Still dead: the flowering dogwood (Cornus florida) and the three serviceberries (Amelanchier x grandiflora ‘Autumn Brilliance’).
All this goes to show that patience is an essential virtue for gardeners. A virtue I do not have, but an essential one nonetheless. Or, as an old colleague used to regularly tell me: never panic. It also shows the essential perversity of certain gardeners (OK, I mean me), because I now am suffering from just the slightest twinge of disappointment because I will be unable to buy replacements for the plants that were actually not killed by the severe winter. Some of us can just never be satisfied.

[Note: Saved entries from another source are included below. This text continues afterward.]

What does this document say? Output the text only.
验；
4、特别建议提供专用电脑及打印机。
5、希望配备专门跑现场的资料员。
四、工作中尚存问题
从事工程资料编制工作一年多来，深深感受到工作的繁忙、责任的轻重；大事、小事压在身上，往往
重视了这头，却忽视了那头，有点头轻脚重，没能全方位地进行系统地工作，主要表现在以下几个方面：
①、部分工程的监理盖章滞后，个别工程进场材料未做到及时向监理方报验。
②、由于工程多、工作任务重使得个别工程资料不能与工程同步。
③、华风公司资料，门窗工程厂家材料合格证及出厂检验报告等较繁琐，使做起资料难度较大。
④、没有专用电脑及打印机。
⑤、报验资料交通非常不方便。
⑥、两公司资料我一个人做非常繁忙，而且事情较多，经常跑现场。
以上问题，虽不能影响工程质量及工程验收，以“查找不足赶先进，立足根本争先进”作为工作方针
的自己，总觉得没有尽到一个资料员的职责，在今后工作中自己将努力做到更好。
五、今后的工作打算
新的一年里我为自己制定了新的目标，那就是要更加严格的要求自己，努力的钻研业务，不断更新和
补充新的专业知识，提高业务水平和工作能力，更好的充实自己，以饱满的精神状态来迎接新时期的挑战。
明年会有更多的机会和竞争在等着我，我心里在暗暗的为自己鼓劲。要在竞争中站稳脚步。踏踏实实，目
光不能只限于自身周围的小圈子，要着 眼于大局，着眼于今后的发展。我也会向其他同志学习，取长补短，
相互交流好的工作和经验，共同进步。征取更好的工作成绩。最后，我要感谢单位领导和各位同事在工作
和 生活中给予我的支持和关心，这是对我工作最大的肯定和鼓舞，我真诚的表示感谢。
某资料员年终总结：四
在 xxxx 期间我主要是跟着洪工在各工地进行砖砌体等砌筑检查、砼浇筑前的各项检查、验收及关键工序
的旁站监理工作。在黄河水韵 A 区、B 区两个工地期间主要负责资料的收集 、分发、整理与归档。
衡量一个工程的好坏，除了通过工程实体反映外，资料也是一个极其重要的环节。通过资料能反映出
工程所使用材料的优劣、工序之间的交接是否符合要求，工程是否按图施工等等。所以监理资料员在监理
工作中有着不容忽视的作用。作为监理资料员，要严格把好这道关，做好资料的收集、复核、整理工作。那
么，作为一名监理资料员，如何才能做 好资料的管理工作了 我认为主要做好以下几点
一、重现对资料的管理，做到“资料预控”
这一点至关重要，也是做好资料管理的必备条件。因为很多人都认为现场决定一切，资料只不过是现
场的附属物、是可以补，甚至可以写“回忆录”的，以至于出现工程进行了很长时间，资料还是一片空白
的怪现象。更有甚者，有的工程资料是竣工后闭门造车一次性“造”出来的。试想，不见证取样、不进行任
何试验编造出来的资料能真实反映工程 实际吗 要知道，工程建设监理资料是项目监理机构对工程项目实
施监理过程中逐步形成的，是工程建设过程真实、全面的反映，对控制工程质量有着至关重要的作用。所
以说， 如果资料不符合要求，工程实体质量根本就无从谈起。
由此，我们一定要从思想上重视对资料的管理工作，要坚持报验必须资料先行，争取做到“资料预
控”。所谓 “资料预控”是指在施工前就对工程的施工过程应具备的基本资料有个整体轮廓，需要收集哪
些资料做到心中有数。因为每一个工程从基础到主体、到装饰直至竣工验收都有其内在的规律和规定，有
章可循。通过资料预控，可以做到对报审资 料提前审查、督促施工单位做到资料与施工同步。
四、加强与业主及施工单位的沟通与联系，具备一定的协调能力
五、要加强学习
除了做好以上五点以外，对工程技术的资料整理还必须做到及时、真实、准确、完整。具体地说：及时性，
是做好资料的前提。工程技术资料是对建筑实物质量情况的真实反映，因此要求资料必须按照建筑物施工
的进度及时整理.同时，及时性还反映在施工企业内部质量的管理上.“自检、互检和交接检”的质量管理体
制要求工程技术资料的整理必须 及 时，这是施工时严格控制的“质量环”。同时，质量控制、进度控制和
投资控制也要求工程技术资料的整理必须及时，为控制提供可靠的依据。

Now, the bad news. This is a terrible time to leave the garden, but I must leave early tomorrow morning and not return until Friday. This means that some plants could easily reach and then pass their peak while I am away. For example, I returned home today to find the blooms of peony ‘America’ opening. By Friday they could easily be done, especially if we have some warm, stormy weather. The same thing could happen with my ‘World Expressions’ tulips. And I will most likely to be gone for almost all of the remainder of May.
It’s a hard life.
Do you have to abandon your garden at crucial moments, and if so, how do you handle it? And do you have plants coming back from the dead?